無収入寿命について経営者に話を聞くと、「1ヵ月分しかない」と言う人がいる。

 それでは売上ゼロになったら、即、つぶれてしまう。

 経営にアクシデントはつきもの。自社の過失だけでなく、災害や感染症の影響を受けることもある。無収入寿命の目標を達成していれば、経営者の精神的な安定度合がまったく違ってくるのだ。

 私は無収入寿命という考え方を創業1年目から持っていた。

 現金ベースで経営していると、手元資金がないと、すぐにつぶれる。

 もちろん、創業当初はなかなか利益が上がらず、手元資金はわずかだった。

 それでも松下氏が言うように「ダムをつくろう」と意識し、手元資金を少しずつ増やしていた。

 企業財務のアナリストの中には、

「『北の達人』は現金預金が多い。M&Aで他社を買収するのではないか」

 と思っていた人がいたが、「無収入寿命のため」とわかり、驚いていた。

 ある銀行の営業マンから、

「御社の貸借対照表を見ると、現金預金がプールされていますね」
「剰余金がずいぶんありますね」

 などと指摘されることがある。その後に、

「現金預金がたくさんあるのは新しい方向性を模索していない証拠です」
「もっとお金を活かさなくてはなりません。こちらの証券を購入しませんか」
「新しい会社を買ったらどうですか」
「もっと設備投資をしましょう。つきましてはこんな物件がありまして……」

 などとある意味、「上昇志向もどき」の提案をしてくる。

 だからこそ、多くの経営者は売上志向になり、「現金預金がたまっているのは悪」のように感じるのだろう。

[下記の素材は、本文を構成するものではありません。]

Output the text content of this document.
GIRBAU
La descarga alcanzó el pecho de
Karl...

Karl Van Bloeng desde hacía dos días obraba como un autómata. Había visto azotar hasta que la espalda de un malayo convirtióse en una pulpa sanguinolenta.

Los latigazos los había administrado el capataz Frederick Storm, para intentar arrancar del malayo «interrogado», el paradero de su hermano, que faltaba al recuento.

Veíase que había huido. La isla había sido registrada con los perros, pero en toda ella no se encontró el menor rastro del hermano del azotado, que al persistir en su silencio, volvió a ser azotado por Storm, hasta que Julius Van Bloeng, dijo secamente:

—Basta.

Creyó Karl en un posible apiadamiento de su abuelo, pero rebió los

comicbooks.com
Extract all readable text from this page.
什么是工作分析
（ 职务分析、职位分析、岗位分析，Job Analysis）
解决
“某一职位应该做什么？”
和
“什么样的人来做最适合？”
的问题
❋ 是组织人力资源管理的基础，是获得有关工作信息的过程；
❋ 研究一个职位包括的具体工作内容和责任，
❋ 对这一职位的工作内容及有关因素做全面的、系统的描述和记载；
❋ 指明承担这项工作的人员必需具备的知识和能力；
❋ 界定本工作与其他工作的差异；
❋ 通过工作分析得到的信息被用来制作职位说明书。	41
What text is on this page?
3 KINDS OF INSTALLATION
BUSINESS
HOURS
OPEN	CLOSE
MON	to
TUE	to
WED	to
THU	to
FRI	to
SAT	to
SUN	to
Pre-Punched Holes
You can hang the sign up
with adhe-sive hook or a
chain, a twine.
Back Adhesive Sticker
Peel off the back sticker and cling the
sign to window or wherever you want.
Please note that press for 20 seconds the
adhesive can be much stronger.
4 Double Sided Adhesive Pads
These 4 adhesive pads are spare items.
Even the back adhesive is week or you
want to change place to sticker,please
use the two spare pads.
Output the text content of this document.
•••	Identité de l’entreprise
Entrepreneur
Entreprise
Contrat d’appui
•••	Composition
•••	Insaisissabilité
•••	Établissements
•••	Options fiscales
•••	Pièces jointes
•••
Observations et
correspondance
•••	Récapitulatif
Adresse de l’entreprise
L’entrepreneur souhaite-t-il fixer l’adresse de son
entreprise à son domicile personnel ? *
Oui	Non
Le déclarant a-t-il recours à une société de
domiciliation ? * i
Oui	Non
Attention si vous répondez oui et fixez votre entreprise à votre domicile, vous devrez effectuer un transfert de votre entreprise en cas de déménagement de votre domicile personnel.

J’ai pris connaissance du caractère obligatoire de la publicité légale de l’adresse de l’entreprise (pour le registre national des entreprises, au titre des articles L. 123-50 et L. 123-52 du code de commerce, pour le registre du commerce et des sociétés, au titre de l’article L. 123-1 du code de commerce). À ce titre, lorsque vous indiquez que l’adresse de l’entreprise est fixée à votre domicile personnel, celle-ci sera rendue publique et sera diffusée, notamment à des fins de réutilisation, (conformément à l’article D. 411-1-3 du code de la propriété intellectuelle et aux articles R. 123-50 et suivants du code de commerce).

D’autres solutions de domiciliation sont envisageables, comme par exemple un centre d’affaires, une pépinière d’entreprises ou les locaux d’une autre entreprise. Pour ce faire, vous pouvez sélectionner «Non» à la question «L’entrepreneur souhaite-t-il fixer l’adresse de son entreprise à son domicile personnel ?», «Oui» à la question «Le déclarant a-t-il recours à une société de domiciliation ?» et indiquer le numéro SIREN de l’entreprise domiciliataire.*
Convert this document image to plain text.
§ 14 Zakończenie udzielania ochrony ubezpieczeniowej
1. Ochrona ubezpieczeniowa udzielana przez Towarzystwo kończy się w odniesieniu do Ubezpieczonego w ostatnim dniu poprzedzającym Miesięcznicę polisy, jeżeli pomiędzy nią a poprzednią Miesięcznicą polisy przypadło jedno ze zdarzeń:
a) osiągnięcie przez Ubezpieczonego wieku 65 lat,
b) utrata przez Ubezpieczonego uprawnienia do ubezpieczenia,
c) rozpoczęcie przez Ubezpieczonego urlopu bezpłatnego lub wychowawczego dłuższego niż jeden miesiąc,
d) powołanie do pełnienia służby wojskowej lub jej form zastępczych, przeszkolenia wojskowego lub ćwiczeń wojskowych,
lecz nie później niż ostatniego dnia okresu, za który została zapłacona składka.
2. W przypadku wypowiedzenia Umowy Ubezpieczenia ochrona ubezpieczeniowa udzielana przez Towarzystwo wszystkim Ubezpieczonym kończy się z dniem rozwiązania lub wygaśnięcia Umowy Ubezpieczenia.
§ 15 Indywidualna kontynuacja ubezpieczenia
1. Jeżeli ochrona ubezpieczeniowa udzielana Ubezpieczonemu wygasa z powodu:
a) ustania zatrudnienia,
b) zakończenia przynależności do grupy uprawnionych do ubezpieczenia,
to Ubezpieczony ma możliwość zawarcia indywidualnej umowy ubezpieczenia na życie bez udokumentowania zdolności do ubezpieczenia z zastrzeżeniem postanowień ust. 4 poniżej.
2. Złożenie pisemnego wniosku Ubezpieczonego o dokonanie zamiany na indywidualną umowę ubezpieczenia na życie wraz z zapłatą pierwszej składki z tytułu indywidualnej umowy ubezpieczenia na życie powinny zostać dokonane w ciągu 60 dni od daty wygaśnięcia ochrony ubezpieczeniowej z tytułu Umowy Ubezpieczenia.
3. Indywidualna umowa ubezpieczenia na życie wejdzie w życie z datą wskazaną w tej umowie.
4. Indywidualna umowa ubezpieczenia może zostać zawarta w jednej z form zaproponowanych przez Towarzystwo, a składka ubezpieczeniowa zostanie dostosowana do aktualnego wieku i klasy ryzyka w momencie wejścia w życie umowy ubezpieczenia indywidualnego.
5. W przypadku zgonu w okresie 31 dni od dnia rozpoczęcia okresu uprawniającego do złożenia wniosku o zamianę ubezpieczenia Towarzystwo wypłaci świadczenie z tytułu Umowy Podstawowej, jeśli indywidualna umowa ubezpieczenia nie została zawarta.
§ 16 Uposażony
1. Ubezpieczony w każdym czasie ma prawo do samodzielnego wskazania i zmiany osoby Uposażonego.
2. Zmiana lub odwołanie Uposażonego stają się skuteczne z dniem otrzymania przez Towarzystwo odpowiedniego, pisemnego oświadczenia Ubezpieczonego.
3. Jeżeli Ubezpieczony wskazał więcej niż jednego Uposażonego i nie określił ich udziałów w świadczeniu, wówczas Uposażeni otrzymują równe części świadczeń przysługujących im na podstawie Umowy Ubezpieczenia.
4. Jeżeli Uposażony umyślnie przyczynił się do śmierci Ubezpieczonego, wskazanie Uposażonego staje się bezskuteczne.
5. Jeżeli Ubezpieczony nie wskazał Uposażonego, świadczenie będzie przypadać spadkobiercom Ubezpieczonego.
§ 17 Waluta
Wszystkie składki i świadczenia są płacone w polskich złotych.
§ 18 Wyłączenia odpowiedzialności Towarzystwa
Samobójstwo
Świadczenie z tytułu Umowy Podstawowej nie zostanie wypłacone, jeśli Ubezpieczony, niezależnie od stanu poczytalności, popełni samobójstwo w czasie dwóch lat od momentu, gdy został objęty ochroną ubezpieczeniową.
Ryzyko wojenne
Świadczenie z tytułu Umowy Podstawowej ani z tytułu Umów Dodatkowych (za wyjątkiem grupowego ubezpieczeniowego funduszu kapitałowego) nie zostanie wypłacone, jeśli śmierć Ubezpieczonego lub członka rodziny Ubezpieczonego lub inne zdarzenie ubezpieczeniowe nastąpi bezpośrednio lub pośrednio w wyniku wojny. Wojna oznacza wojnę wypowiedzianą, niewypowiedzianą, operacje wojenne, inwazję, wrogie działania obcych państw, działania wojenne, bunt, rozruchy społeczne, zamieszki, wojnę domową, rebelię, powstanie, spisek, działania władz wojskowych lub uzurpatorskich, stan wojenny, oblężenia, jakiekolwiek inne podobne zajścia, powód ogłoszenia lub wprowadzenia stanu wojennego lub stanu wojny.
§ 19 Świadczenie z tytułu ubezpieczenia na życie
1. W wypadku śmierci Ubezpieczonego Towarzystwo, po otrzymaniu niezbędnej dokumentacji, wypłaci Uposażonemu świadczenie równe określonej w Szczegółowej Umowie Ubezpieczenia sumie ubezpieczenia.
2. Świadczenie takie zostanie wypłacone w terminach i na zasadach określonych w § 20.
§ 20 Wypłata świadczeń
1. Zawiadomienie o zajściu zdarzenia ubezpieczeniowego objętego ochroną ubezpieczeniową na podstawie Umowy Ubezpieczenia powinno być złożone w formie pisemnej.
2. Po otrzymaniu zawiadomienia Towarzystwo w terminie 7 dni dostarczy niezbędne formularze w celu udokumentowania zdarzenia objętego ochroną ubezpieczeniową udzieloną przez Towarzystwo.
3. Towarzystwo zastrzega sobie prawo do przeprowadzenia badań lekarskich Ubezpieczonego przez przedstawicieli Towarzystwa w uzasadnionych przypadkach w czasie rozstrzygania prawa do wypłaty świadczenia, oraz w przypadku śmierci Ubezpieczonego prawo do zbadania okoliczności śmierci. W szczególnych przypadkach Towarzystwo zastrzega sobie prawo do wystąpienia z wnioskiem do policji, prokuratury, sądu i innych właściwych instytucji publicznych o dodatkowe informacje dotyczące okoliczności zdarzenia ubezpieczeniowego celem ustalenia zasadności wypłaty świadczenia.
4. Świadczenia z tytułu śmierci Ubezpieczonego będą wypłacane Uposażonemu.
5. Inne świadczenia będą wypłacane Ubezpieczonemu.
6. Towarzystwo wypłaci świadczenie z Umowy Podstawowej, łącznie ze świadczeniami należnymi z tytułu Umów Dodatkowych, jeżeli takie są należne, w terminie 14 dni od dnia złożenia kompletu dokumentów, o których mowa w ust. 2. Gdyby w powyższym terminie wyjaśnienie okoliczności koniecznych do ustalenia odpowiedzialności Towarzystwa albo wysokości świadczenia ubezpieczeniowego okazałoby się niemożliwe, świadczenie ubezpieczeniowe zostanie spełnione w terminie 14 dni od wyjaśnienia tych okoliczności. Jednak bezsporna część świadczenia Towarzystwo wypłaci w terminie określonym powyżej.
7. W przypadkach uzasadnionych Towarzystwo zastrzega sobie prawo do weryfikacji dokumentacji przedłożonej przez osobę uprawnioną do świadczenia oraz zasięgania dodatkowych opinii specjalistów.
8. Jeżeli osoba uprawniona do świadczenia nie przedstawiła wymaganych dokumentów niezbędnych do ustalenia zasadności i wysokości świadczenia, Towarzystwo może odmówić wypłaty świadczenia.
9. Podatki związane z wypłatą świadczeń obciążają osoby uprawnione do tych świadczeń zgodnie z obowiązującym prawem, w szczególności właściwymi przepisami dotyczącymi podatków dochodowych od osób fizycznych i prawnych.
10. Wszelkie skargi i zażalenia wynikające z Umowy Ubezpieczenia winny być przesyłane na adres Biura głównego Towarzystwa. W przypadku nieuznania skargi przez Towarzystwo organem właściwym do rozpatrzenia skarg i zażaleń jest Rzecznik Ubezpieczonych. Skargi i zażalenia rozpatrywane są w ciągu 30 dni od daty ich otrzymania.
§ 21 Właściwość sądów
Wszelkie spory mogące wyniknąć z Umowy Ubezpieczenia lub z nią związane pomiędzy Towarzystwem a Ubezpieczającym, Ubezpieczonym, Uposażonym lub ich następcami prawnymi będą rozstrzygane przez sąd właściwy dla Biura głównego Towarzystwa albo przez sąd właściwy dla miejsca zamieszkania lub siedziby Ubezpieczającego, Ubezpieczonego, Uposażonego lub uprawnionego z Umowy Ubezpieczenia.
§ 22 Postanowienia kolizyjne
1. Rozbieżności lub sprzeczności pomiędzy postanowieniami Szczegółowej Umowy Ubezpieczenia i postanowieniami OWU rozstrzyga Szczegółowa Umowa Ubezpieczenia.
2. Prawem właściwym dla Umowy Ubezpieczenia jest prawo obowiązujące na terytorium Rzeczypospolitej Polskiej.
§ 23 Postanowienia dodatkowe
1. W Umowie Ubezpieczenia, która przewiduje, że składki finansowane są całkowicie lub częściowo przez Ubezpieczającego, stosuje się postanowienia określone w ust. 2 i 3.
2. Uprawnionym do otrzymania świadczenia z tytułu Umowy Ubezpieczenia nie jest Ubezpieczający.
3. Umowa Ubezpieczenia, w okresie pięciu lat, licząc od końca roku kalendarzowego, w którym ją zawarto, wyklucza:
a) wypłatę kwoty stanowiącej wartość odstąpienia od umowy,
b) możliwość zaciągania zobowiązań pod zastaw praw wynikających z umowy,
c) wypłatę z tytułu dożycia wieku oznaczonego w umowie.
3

 経営者の立場から言えば、会社のピンチを救うのは現金預金しかない。キャッシュがあれば、赤字になったときに備え、どんなトラブルやアクシデントにも対処できる。設備投資が必要なときにも現金で買える。

 借金までして大型の設備投資をしたら、会社のアクシデント耐性が劇的に下がることを意識しておく必要がある。